Fractional derivative is a widely accepted theory to describe the physical phenomena and the processes with memory effects which is defined in the form of convolution-type integrals involving kernels as power functions. Due to the shortcomings of power law distributions, some other forms of derivatives with few other kernel functions have been proposed. This present survey deals with a novel mathematical model of generalized thermoelasticity which investigates the transient phenomena due to the influence of an induced magnetic field and the presence of moving heat source in a thermoelastic rod in the context of Lord–Shulman (LS) theory of generalized thermoelasticity. Both ends of the rod are fixed and are thermally insulated. Employing the Laplace transform, the problem has been transformed to the space-domain have been solved analytically. Finally, solutions in the real-time domain are obtained on applying the numerical inversion of Laplace transform, which has been carried out employing the Riemann-sum approximation method.
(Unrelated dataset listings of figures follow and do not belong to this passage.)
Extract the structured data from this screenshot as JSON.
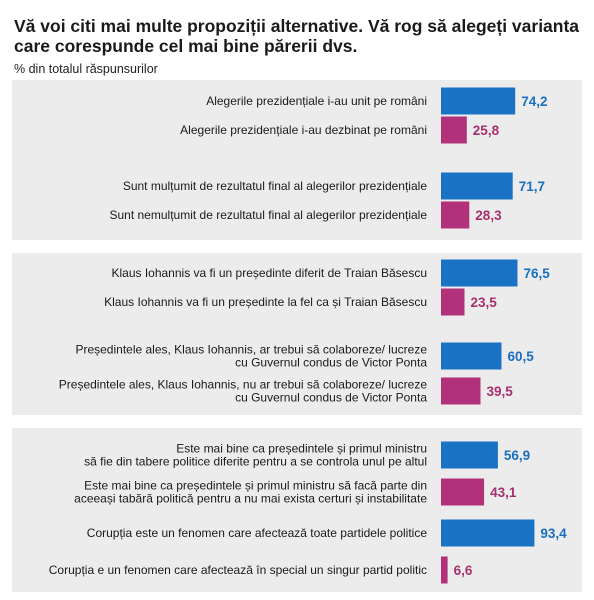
{
  "header": {
    "title": "Vă voi citi mai multe propoziții alternative. Vă rog să alegeți varianta care corespunde cel mai bine părerii dvs.",
    "subtitle": "% din totalul răspunsurilor"
  },
  "colors": {
    "blue": "#1a72c4",
    "magenta": "#b1327a",
    "blue_text": "#1a6fc0",
    "magenta_text": "#a8306f",
    "panel": "#ececec"
  },
  "chart_data": {
    "type": "bar",
    "orientation": "horizontal",
    "unit": "%",
    "xlim": [
      0,
      100
    ],
    "grid": false,
    "legend": "none",
    "groups": [
      {
        "items": [
          {
            "label": [
              "Alegerile prezidențiale i-au unit pe români"
            ],
            "value": 74.2,
            "display": "74,2",
            "color": "blue"
          },
          {
            "label": [
              "Alegerile prezidențiale i-au dezbinat pe români"
            ],
            "value": 25.8,
            "display": "25,8",
            "color": "magenta"
          },
          {
            "label": [
              "Sunt mulțumit de rezultatul final al alegerilor prezidențiale"
            ],
            "value": 71.7,
            "display": "71,7",
            "color": "blue"
          },
          {
            "label": [
              "Sunt nemulțumit de rezultatul final al alegerilor prezidențiale"
            ],
            "value": 28.3,
            "display": "28,3",
            "color": "magenta"
          }
        ]
      },
      {
        "items": [
          {
            "label": [
              "Klaus Iohannis va fi un președinte diferit de Traian Băsescu"
            ],
            "value": 76.5,
            "display": "76,5",
            "color": "blue"
          },
          {
            "label": [
              "Klaus Iohannis va fi un președinte la fel ca și Traian Băsescu"
            ],
            "value": 23.5,
            "display": "23,5",
            "color": "magenta"
          },
          {
            "label": [
              "Președintele ales, Klaus Iohannis, ar trebui să colaboreze/ lucreze",
              "cu Guvernul condus de Victor Ponta"
            ],
            "value": 60.5,
            "display": "60,5",
            "color": "blue"
          },
          {
            "label": [
              "Președintele ales, Klaus Iohannis, nu ar trebui să colaboreze/ lucreze",
              "cu Guvernul condus de Victor Ponta"
            ],
            "value": 39.5,
            "display": "39,5",
            "color": "magenta"
          }
        ]
      },
      {
        "items": [
          {
            "label": [
              "Este mai bine ca președintele și primul ministru",
              "să fie din tabere politice diferite pentru a se controla unul pe altul"
            ],
            "value": 56.9,
            "display": "56,9",
            "color": "blue"
          },
          {
            "label": [
              "Este mai bine ca președintele și primul ministru să facă parte din",
              "aceeași tabără politică pentru a nu mai exista certuri și instabilitate"
            ],
            "value": 43.1,
            "display": "43,1",
            "color": "magenta"
          },
          {
            "label": [
              "Corupția este un fenomen care afectează toate partidele politice"
            ],
            "value": 93.4,
            "display": "93,4",
            "color": "blue"
          },
          {
            "label": [
              "Corupția e un fenomen care afectează în special un singur partid politic"
            ],
            "value": 6.6,
            "display": "6,6",
            "color": "magenta"
          }
        ]
      }
    ]
  }
}
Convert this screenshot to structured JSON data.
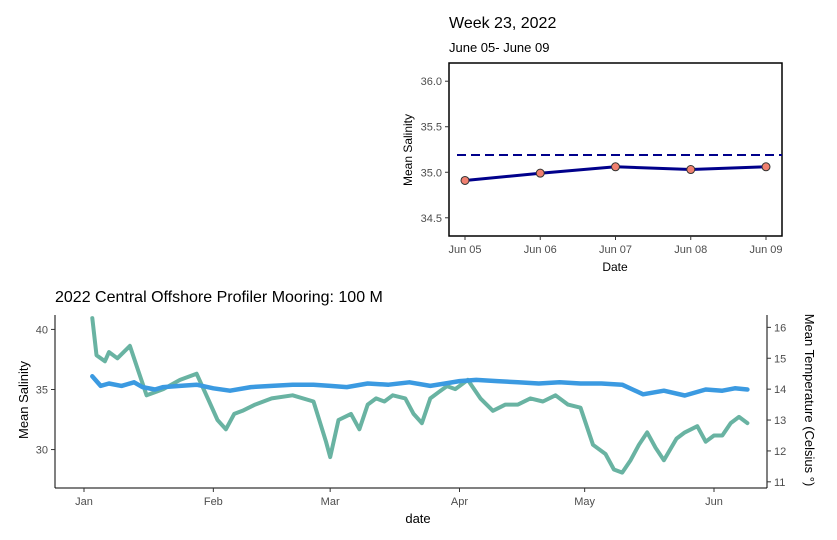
{
  "chart_data": [
    {
      "type": "line",
      "title": "Week 23, 2022",
      "subtitle": "June 05- June 09",
      "xlabel": "Date",
      "ylabel": "Mean Salinity",
      "categories": [
        "Jun 05",
        "Jun 06",
        "Jun 07",
        "Jun 08",
        "Jun 09"
      ],
      "yticks": [
        "34.5",
        "35.0",
        "35.5",
        "36.0"
      ],
      "ylim": [
        34.3,
        36.2
      ],
      "series": [
        {
          "values": [
            34.91,
            34.99,
            35.06,
            35.03,
            35.06
          ],
          "color": "#00008b",
          "marker_color": "#f08070"
        }
      ],
      "reference_line": {
        "value": 35.19,
        "color": "#00008b",
        "style": "dashed"
      }
    },
    {
      "type": "line",
      "title": "2022 Central Offshore Profiler Mooring: 100 M",
      "xlabel": "date",
      "ylabel": "Mean Salinity",
      "y2label": "Mean Temperature (Celsius °)",
      "xticks": [
        "Jan",
        "Feb",
        "Mar",
        "Apr",
        "May",
        "Jun"
      ],
      "yticks": [
        "30",
        "35",
        "40"
      ],
      "y2ticks": [
        "11",
        "12",
        "13",
        "14",
        "15",
        "16"
      ],
      "ylim": [
        26.8,
        41.2
      ],
      "y2lim": [
        10.8,
        16.4
      ],
      "series": [
        {
          "axis": "left",
          "color": "#3b9ae1",
          "x": [
            "2022-01-03",
            "2022-01-05",
            "2022-01-07",
            "2022-01-10",
            "2022-01-13",
            "2022-01-15",
            "2022-01-18",
            "2022-01-20",
            "2022-01-24",
            "2022-01-28",
            "2022-02-01",
            "2022-02-05",
            "2022-02-10",
            "2022-02-15",
            "2022-02-20",
            "2022-02-25",
            "2022-03-01",
            "2022-03-05",
            "2022-03-10",
            "2022-03-15",
            "2022-03-20",
            "2022-03-25",
            "2022-04-01",
            "2022-04-05",
            "2022-04-10",
            "2022-04-15",
            "2022-04-20",
            "2022-04-25",
            "2022-04-30",
            "2022-05-05",
            "2022-05-10",
            "2022-05-15",
            "2022-05-20",
            "2022-05-25",
            "2022-05-30",
            "2022-06-03",
            "2022-06-06",
            "2022-06-09"
          ],
          "values": [
            36.1,
            35.3,
            35.5,
            35.3,
            35.6,
            35.2,
            35.0,
            35.2,
            35.3,
            35.4,
            35.1,
            34.9,
            35.2,
            35.3,
            35.4,
            35.4,
            35.3,
            35.2,
            35.5,
            35.4,
            35.6,
            35.3,
            35.7,
            35.8,
            35.7,
            35.6,
            35.5,
            35.6,
            35.5,
            35.5,
            35.4,
            34.6,
            34.9,
            34.5,
            35.0,
            34.9,
            35.1,
            35.0
          ]
        },
        {
          "axis": "right",
          "color": "#69b3a2",
          "x": [
            "2022-01-03",
            "2022-01-04",
            "2022-01-06",
            "2022-01-07",
            "2022-01-09",
            "2022-01-12",
            "2022-01-14",
            "2022-01-16",
            "2022-01-18",
            "2022-01-20",
            "2022-01-24",
            "2022-01-28",
            "2022-01-31",
            "2022-02-02",
            "2022-02-04",
            "2022-02-06",
            "2022-02-08",
            "2022-02-11",
            "2022-02-15",
            "2022-02-20",
            "2022-02-25",
            "2022-02-28",
            "2022-03-01",
            "2022-03-03",
            "2022-03-06",
            "2022-03-08",
            "2022-03-10",
            "2022-03-12",
            "2022-03-14",
            "2022-03-16",
            "2022-03-19",
            "2022-03-21",
            "2022-03-23",
            "2022-03-25",
            "2022-03-27",
            "2022-03-29",
            "2022-03-31",
            "2022-04-03",
            "2022-04-06",
            "2022-04-09",
            "2022-04-12",
            "2022-04-15",
            "2022-04-18",
            "2022-04-21",
            "2022-04-24",
            "2022-04-27",
            "2022-04-30",
            "2022-05-03",
            "2022-05-06",
            "2022-05-08",
            "2022-05-10",
            "2022-05-12",
            "2022-05-14",
            "2022-05-16",
            "2022-05-18",
            "2022-05-20",
            "2022-05-23",
            "2022-05-25",
            "2022-05-28",
            "2022-05-30",
            "2022-06-01",
            "2022-06-03",
            "2022-06-05",
            "2022-06-07",
            "2022-06-09"
          ],
          "values": [
            16.3,
            15.1,
            14.9,
            15.2,
            15.0,
            15.4,
            14.6,
            13.8,
            13.9,
            14.0,
            14.3,
            14.5,
            13.6,
            13.0,
            12.7,
            13.2,
            13.3,
            13.5,
            13.7,
            13.8,
            13.6,
            12.3,
            11.8,
            13.0,
            13.2,
            12.7,
            13.5,
            13.7,
            13.6,
            13.8,
            13.7,
            13.2,
            12.9,
            13.7,
            13.9,
            14.1,
            14.0,
            14.3,
            13.7,
            13.3,
            13.5,
            13.5,
            13.7,
            13.6,
            13.8,
            13.5,
            13.4,
            12.2,
            11.9,
            11.4,
            11.3,
            11.7,
            12.2,
            12.6,
            12.1,
            11.7,
            12.4,
            12.6,
            12.8,
            12.3,
            12.5,
            12.5,
            12.9,
            13.1,
            12.9
          ]
        }
      ]
    }
  ]
}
Numerical computations for stress, displacement and temperature within the rod is carried out and have been demonstrated graphically. The results also demonstrate how the speed of the moving heat source influences the thermophysical quantities. It is observed that the temperature, thermally induced displacement and stress of the rod are found to decrease at large source speed. Also, significant differences on the thermophysical quantities are revealed due to the influence of magnetic field and memory effect also.